Specialist commentators comments
Comments on this technology were invited from specialist commentators working in the relevant fields and relevant patient organisations. The comments received are individual opinions and do not represent NICE's view.
Three out of 5 specialist commentators were familiar with or had used Sleepio in practice.
The commentators noted that although cognitive behavioural therapy for insomnia (CBT‑I) is not innovative, Sleepio is innovative as a means of delivering CBT‑I. They felt that any method of making this content more easily available to people is worth considering. One commentator noted that the other innovative aspect of Sleepio is that it can integrate patient data directly from a wearable device, personalising and automating the data collection.
Two commentators noted evidence (from 1 randomised controlled trial and 2 meta-analyses), which shows that computerised CBT‑I is no better than other forms of CBT‑I.
The commentators noted that Sleepio could help improve not only sleep quality but also quality of life, anxiety and depression. Self-disciplined, motivated people without complex comorbidities may benefit most. Face-to-face CBT‑I has a high dropout rate so user adherence is crucial for it to be effective.
Most commentators stated that Sleepio may lead to fewer hospital visits, but 1 noted that it has not been possible to demonstrate a clear benefit in long-term health with Sleepio, and there is no evidence that CBT‑I reduces hospital visits. The same commentator noted that there is a need to educate patients and GPs about CBT‑I in order to fully benefit.
According to 1 commentator, insomnia is highly prevalent, has an enormous negative effect on patients' quality of life, and it is rarely adequately treated.
The specialist commentators report no safety issues with Sleepio. One commentator noted that all CBT‑I treatments that involve sleep-restriction (including Sleepio) increase daytime sleepiness and so can affect driving safety and lower seizure threshold.
Three commentators considered that users will need some guidance on how to use Sleepio because CBT‑I is not suitable for everyone with insomnia, such as some people with complex comorbidities.

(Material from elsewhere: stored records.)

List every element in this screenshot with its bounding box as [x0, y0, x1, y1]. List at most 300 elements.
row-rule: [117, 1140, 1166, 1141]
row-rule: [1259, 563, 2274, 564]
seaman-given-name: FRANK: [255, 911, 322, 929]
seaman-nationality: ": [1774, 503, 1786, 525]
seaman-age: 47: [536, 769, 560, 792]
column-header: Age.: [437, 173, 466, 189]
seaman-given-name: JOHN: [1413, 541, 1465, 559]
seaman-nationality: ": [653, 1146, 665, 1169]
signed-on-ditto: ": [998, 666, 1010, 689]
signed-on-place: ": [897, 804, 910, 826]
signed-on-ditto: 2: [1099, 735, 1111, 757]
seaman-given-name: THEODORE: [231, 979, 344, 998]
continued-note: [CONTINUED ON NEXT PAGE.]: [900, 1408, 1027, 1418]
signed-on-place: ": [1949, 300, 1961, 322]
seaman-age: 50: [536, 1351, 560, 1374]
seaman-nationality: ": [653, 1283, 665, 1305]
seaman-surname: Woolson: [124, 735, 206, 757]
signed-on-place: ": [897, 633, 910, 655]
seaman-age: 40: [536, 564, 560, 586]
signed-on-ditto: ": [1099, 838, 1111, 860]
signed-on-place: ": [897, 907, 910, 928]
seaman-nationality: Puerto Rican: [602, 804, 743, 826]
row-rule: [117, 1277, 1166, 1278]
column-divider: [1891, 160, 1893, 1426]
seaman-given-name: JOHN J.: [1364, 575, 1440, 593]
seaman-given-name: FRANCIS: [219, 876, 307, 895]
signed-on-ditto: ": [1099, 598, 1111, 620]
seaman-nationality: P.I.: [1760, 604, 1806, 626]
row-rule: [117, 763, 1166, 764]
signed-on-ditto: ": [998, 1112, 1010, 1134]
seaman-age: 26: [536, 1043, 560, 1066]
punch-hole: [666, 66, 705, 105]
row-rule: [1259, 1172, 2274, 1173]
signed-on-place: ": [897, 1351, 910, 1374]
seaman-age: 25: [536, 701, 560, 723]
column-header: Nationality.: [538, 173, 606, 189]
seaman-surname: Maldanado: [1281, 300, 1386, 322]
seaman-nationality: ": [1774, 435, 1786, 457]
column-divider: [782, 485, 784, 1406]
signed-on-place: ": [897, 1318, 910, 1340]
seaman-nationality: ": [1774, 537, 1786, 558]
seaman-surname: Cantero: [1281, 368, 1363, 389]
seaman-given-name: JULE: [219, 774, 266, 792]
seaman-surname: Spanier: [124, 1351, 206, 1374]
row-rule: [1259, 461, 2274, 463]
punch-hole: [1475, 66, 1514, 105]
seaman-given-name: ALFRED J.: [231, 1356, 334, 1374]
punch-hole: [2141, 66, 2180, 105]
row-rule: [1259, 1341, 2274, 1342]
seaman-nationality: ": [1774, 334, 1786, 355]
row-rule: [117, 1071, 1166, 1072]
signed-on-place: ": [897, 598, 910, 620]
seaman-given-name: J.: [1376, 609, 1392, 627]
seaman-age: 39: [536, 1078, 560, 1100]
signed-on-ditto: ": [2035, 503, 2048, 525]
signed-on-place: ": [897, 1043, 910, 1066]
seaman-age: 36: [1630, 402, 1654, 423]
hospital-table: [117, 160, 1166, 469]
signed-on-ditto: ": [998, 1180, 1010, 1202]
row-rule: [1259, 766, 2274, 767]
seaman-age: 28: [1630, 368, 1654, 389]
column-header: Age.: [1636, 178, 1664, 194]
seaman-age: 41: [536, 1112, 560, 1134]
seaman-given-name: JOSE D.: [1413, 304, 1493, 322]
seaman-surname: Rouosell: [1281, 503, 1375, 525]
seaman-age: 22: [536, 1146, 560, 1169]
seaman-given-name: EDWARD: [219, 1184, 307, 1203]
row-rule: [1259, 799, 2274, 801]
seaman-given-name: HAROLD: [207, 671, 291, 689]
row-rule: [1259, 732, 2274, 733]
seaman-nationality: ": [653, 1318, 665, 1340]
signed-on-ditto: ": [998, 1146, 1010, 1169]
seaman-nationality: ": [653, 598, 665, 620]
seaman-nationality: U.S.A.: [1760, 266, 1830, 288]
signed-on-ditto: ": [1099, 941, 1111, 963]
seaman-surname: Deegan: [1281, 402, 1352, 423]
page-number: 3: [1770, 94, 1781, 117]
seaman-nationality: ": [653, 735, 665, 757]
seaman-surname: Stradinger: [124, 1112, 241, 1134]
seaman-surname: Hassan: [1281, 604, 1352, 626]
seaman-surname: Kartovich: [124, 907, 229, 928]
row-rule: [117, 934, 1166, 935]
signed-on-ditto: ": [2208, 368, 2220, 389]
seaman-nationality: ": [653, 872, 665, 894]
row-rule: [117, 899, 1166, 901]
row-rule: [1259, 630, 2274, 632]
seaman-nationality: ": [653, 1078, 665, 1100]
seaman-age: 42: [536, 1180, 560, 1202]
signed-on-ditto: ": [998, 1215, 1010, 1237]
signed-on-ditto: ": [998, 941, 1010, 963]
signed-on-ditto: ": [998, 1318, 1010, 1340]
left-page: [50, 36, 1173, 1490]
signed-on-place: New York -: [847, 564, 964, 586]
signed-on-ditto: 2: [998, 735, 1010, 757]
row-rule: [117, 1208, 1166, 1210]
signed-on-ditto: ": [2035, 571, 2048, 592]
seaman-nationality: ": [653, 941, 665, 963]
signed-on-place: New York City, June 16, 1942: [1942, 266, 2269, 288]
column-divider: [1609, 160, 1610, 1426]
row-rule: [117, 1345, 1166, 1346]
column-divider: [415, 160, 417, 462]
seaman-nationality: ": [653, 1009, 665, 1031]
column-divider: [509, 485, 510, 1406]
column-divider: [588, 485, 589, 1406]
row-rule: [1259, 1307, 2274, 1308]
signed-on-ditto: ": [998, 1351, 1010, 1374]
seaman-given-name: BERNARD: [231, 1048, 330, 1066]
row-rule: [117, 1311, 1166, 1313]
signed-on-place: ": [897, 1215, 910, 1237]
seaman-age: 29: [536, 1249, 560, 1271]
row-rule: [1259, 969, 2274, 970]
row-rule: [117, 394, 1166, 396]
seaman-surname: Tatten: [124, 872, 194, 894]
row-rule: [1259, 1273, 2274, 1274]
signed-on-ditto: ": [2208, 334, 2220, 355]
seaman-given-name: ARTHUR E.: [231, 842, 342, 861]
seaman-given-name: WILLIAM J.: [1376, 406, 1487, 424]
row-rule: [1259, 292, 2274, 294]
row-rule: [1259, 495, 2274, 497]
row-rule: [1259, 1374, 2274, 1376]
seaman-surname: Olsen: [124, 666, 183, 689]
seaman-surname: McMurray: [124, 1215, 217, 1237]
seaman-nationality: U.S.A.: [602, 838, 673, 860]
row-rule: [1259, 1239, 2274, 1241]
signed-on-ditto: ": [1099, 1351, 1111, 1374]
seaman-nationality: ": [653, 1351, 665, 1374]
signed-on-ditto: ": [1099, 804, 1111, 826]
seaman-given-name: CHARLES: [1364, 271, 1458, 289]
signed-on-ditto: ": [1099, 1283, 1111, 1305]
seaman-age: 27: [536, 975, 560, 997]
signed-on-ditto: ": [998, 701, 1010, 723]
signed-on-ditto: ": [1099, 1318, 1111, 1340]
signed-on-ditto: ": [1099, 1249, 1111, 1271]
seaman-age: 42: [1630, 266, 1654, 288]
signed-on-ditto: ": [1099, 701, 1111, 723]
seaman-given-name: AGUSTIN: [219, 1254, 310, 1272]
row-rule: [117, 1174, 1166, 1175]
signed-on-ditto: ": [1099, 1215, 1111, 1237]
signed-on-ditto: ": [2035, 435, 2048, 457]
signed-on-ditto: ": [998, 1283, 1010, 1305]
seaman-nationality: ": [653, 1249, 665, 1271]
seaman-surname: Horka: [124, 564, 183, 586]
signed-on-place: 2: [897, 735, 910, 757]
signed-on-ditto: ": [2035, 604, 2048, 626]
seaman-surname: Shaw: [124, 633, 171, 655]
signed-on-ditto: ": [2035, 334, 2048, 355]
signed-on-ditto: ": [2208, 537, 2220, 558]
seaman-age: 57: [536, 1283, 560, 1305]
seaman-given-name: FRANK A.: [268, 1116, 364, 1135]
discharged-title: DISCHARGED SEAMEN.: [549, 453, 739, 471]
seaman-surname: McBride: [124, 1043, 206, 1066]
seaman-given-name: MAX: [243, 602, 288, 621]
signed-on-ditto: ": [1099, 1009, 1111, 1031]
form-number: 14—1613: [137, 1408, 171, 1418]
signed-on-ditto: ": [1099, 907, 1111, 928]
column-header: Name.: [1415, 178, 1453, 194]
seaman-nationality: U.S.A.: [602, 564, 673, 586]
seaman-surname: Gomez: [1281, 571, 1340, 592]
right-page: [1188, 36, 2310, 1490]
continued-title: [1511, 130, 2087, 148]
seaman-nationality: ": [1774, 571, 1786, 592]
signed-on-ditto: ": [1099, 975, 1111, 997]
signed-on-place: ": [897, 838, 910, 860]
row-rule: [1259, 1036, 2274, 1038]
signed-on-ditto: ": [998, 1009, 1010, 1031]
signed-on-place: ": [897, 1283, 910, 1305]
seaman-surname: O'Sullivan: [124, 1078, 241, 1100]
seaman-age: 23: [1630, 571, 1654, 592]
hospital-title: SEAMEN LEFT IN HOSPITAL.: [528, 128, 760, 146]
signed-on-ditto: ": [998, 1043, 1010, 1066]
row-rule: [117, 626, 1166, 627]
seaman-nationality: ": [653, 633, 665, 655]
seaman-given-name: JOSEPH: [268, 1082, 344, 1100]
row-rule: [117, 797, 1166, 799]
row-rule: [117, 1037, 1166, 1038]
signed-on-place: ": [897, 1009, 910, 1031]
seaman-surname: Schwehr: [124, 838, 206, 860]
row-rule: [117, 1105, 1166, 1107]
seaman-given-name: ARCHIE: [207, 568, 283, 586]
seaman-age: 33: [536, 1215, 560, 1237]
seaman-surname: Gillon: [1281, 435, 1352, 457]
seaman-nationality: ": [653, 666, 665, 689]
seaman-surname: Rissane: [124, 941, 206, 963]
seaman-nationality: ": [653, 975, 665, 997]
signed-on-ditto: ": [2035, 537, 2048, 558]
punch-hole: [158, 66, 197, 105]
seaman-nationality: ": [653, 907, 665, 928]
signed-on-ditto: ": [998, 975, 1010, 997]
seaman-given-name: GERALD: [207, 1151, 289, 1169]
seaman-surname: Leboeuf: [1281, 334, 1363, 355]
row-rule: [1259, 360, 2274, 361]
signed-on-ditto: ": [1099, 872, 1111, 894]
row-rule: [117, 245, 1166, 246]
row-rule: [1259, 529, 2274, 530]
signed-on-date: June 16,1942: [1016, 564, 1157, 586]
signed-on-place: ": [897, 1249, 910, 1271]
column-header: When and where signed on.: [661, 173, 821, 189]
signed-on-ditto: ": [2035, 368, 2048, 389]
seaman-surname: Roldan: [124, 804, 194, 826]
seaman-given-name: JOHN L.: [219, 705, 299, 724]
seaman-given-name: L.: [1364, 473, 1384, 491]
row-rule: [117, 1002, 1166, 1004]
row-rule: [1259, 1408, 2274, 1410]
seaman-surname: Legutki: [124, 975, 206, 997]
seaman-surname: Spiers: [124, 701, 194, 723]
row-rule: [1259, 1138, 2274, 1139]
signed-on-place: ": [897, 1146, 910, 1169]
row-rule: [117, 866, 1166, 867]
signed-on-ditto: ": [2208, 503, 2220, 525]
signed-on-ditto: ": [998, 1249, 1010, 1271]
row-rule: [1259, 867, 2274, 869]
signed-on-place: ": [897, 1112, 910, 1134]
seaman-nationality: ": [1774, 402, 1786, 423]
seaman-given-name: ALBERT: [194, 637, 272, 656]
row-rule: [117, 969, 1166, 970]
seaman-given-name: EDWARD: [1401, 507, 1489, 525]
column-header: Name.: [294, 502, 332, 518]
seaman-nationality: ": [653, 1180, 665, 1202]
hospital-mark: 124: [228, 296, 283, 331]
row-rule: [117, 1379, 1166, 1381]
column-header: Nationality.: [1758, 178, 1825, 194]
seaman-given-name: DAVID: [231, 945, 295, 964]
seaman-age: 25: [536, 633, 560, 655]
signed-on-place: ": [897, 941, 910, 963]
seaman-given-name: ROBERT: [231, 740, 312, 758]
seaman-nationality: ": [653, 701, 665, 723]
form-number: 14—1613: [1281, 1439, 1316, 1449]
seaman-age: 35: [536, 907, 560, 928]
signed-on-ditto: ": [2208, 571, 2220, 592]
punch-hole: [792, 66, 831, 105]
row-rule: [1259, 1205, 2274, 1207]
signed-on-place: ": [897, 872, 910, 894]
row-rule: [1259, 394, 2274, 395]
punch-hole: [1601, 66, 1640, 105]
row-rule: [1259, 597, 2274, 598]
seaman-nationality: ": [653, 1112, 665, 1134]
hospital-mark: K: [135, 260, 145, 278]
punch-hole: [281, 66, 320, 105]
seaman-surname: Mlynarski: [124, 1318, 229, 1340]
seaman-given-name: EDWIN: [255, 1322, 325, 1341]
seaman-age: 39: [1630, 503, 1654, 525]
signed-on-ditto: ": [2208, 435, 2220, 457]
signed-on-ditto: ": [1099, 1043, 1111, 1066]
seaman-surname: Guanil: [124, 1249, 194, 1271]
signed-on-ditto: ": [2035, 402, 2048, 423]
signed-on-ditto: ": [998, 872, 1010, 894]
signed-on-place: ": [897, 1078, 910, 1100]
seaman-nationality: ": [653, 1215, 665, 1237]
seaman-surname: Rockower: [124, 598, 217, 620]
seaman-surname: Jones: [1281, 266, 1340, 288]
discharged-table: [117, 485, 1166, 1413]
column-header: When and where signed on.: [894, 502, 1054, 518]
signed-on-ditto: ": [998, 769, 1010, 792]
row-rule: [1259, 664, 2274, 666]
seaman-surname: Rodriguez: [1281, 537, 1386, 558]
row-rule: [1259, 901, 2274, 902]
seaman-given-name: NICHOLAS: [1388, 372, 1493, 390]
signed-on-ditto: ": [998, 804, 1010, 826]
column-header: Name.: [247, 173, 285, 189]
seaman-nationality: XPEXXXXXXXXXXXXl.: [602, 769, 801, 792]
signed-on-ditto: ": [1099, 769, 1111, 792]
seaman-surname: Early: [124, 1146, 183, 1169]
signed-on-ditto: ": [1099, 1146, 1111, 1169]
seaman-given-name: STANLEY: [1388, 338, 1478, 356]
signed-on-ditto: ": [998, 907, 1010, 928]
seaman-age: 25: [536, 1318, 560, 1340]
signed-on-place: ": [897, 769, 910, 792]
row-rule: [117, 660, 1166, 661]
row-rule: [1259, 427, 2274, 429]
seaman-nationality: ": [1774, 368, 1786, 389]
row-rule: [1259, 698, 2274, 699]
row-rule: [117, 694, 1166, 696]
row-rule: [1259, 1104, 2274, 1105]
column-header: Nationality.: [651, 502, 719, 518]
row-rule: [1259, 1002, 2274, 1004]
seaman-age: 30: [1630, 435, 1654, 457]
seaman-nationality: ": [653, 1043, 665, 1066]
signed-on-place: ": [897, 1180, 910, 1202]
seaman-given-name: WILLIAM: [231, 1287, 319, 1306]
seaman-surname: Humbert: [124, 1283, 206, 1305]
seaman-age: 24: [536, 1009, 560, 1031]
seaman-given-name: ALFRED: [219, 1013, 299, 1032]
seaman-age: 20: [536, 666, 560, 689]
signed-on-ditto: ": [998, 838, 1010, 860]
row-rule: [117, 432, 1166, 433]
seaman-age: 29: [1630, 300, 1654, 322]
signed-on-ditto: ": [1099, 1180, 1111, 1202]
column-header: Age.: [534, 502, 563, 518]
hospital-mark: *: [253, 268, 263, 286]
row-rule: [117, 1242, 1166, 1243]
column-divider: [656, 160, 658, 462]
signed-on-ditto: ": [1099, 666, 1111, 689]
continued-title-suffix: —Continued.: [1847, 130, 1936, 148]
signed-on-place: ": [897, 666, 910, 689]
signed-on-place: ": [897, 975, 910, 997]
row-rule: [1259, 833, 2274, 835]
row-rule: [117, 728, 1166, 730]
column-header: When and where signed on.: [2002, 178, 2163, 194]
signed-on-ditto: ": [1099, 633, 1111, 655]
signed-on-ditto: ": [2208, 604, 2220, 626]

Three specialist commentators noted that Sleepio could be cost saving for the NHS without needing any changes in infrastructure or other facilities. They noted that face-to-face CBT‑I can cost up to £750 for 5 sessions.
One commentator stated that GP clinical systems may need upgrading to encourage the prescription of apps such as Sleepio and the collection of related data. Training in sleep disorders exists within the improving access to psychological therapies (IAPT) programme but not necessarily in other health disciplines, so staff may have limited knowledge of sleep disorders and insomnia. This would mean extra training.
One commentator noted that there is a cost for training psychological wellbeing practitioners to use Sleepio and to screen the right patients.
One commentator felt that the direct cost of hypnotic drugs is unlikely to be reduced by using Sleepio. However, indirect costs may be reduced in terms of patient distress and time off work. Costs may also be lower than the comparator cost of face-to-face CBT‑I. Sleepio may help to reduce waiting times for some patients with insomnia.
One commentator noted that despite the clear health benefits treating insomnia with CBT‑I, and the potential side effects of hypnotic drugs, there is insufficient evidence to demonstrate cost savings in the UK.